Postgresql – Postgres copy data with \xYY as plain string instead of interpreting as encoded string

bulkcopyencodingimportpostgresql

I have a log file full of URLs, generated by Bro IDS.

When Bro logs a URL with non-ascii characters in it, it inserts \xYY where YY is the hexadecimal character code. Also, some URLs contain "\x".

Is there a setting or flag I can use with the COPY or \copy command to stop postgres from trying to interpret these string sequences and just put them in the text field as is?

Best Answer

The backslash \ is the default escape character in the (default) text format of COPY. The format you describe is recognized as (quoting the manual here)

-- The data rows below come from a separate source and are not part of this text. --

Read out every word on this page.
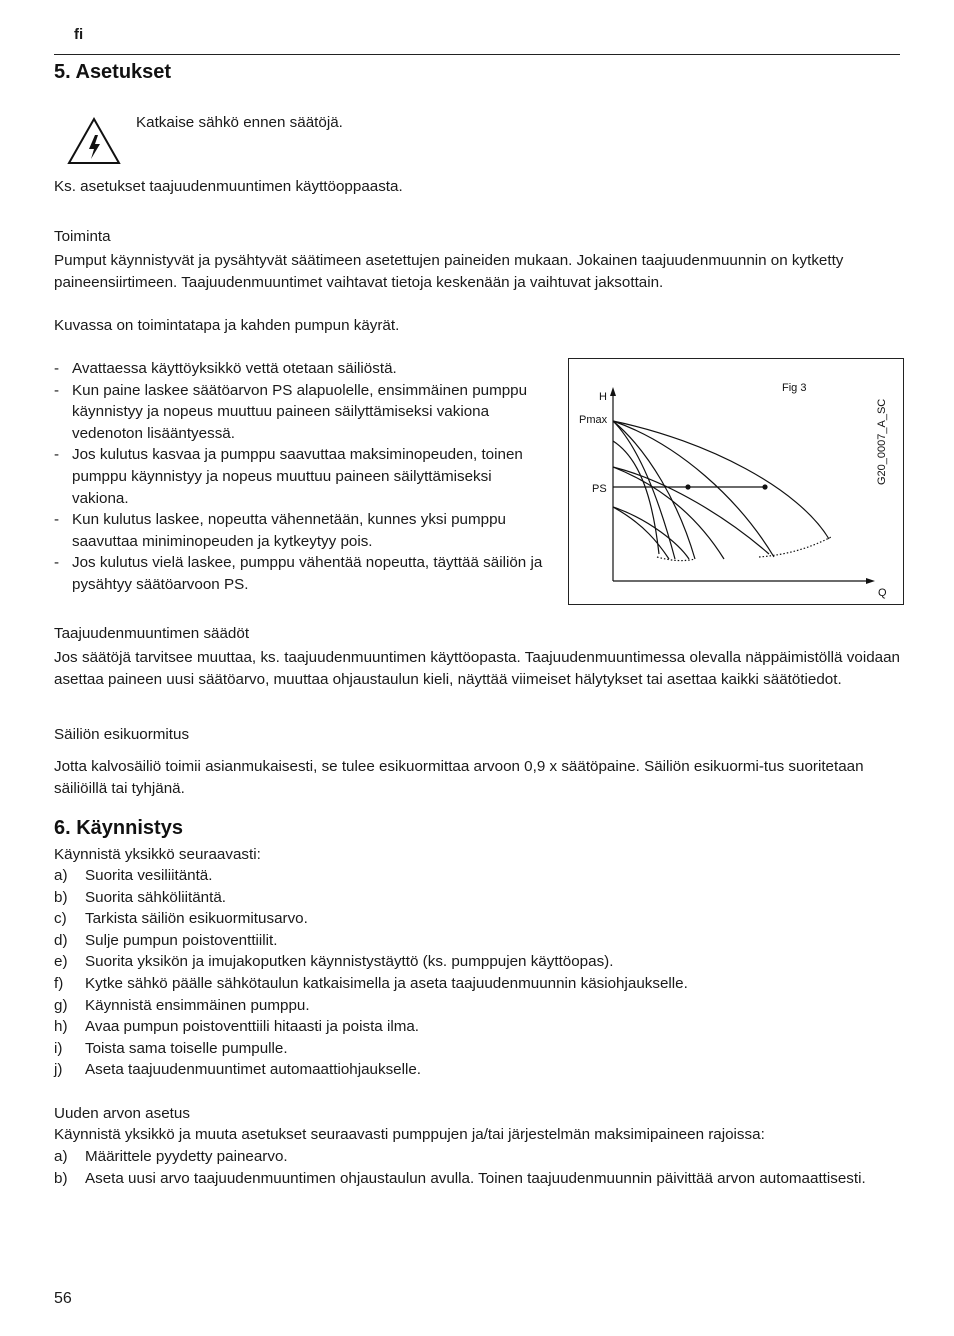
fi
5. Asetukset

Katkaise sähkö ennen säätöjä.

Ks. asetukset taajuudenmuuntimen käyttöoppaasta.

Toiminta

Pumput käynnistyvät ja pysähtyvät säätimeen asetettujen paineiden mukaan. Jokainen taajuudenmuunnin on kytketty paineensiirtimeen. Taajuudenmuuntimet vaihtavat tietoja keskenään ja vaihtuvat jaksottain.

Kuvassa on toimintatapa ja kahden pumpun käyrät.

- Avattaessa käyttöyksikkö vettä otetaan säiliöstä.
- Kun paine laskee säätöarvon PS alapuolelle, ensimmäinen pumppu käynnistyy ja nopeus muuttuu paineen säilyttämiseksi vakiona vedenoton lisääntyessä.
- Jos kulutus kasvaa ja pumppu saavuttaa maksiminopeuden, toinen pumppu käynnistyy ja nopeus muuttuu paineen säilyttämiseksi vakiona.
- Kun kulutus laskee, nopeutta vähennetään, kunnes yksi pumppu saavuttaa miniminopeuden ja kytkeytyy pois.
- Jos kulutus vielä laskee, pumppu vähentää nopeutta, täyttää säiliön ja pysähtyy säätöarvoon PS.
Fig 3
G20_0007_A_SC
H
Pmax
PS
Q

Taajuudenmuuntimen säädöt

Jos säätöjä tarvitsee muuttaa, ks. taajuudenmuuntimen käyttöopasta. Taajuudenmuuntimessa olevalla näppäimistöllä voidaan asettaa paineen uusi säätöarvo, muuttaa ohjaustaulun kieli, näyttää viimeiset hälytykset tai asettaa kaikki säätötiedot.

Säiliön esikuormitus

Jotta kalvosäiliö toimii asianmukaisesti, se tulee esikuormittaa arvoon 0,9 x säätöpaine. Säiliön esikuormi-tus suoritetaan säiliöillä tai tyhjänä.

6. Käynnistys

Käynnistä yksikkö seuraavasti:

a) Suorita vesiliitäntä.
b) Suorita sähköliitäntä.
c) Tarkista säiliön esikuormitusarvo.
d) Sulje pumpun poistoventtiilit.
e) Suorita yksikön ja imujakoputken käynnistystäyttö (ks. pumppujen käyttöopas).
f) Kytke sähkö päälle sähkötaulun katkaisimella ja aseta taajuudenmuunnin käsiohjaukselle.
g) Käynnistä ensimmäinen pumppu.
h) Avaa pumpun poistoventtiili hitaasti ja poista ilma.
i) Toista sama toiselle pumpulle.
j) Aseta taajuudenmuuntimet automaattiohjaukselle.

Uuden arvon asetus

Käynnistä yksikkö ja muuta asetukset seuraavasti pumppujen ja/tai järjestelmän maksimipaineen rajoissa:

a) Määrittele pyydetty painearvo.
b) Aseta uusi arvo taajuudenmuuntimen ohjaustaulun avulla. Toinen taajuudenmuunnin päivittää arvon automaattisesti.
56
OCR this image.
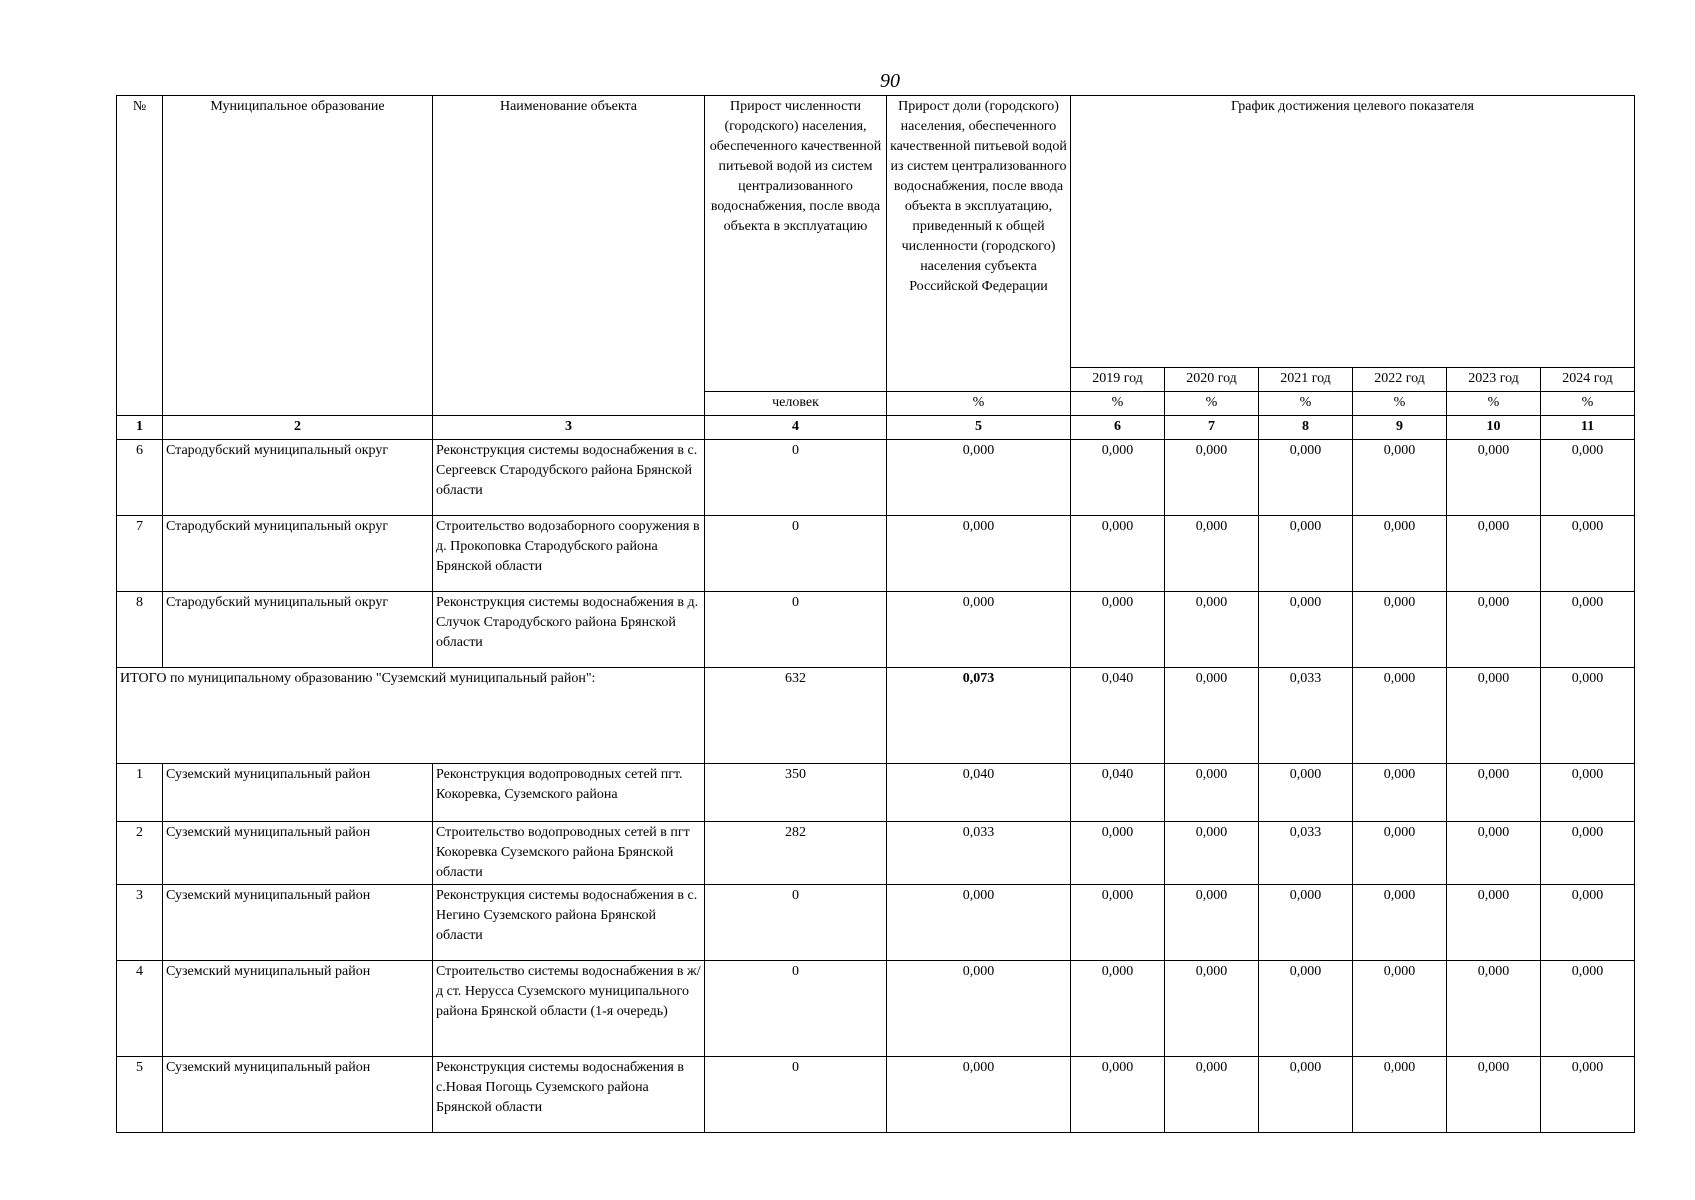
90
№	Муниципальное образование	Наименование объекта	Прирост численности (городского) населения, обеспеченного качественной питьевой водой из систем централизованного водоснабжения, после ввода объекта в эксплуатацию	Прирост доли (городского) населения, обеспеченного качественной питьевой водой из систем централизованного водоснабжения, после ввода объекта в эксплуатацию, приведенный к общей численности (городского) населения субъекта Российской Федерации	График достижения целевого показателя					
					2019 год	2020 год	2021 год	2022 год	2023 год	2024 год
			человек	%	%	%	%	%	%	%
1	2	3	4	5	6	7	8	9	10	11
6	Стародубский муниципальный округ	Реконструкция системы водоснабжения в с. Сергеевск Стародубского района Брянской области	0	0,000	0,000	0,000	0,000	0,000	0,000	0,000
7	Стародубский муниципальный округ	Строительство водозаборного сооружения в д. Прокоповка Стародубского района Брянской области	0	0,000	0,000	0,000	0,000	0,000	0,000	0,000
8	Стародубский муниципальный округ	Реконструкция системы водоснабжения в д. Случок Стародубского района Брянской области	0	0,000	0,000	0,000	0,000	0,000	0,000	0,000
ИТОГО по муниципальному образованию "Суземский муниципальный район":			632	0,073	0,040	0,000	0,033	0,000	0,000	0,000
1	Суземский муниципальный район	Реконструкция водопроводных сетей пгт. Кокоревка, Суземского района	350	0,040	0,040	0,000	0,000	0,000	0,000	0,000
2	Суземский муниципальный район	Строительство водопроводных сетей в пгт Кокоревка Суземского района Брянской области	282	0,033	0,000	0,000	0,033	0,000	0,000	0,000
3	Суземский муниципальный район	Реконструкция системы водоснабжения в с. Негино Суземского района Брянской области	0	0,000	0,000	0,000	0,000	0,000	0,000	0,000
4	Суземский муниципальный район	Строительство системы водоснабжения в ж/д ст. Нерусса Суземского муниципального района Брянской области (1-я очередь)	0	0,000	0,000	0,000	0,000	0,000	0,000	0,000
5	Суземский муниципальный район	Реконструкция системы водоснабжения в с.Новая Погощь Суземского района Брянской области	0	0,000	0,000	0,000	0,000	0,000	0,000	0,000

backslash sequences are recognized by COPY FROM
...
\xdigits | Backslash x followed by one or two hex digits specifies the character with that numeric code

.. which seems to be just as intended.
To avoid this effect you could use the CSV format instead, where the backslash has no special meaning:

COPY tbl FROM '/path/to/file/log.sql' (FORMAT csv);

Be sure to read the manual to learn about additional differences.

Alternatively you could replace every \ with \\ in your file with a sed script or something.

If the above doesn't solve your problem, please supply:

  • PostgreSQL version
  • Database encoding
  • Demo data
  • Definition of the table you COPY to
  • The exact COPY invocation you used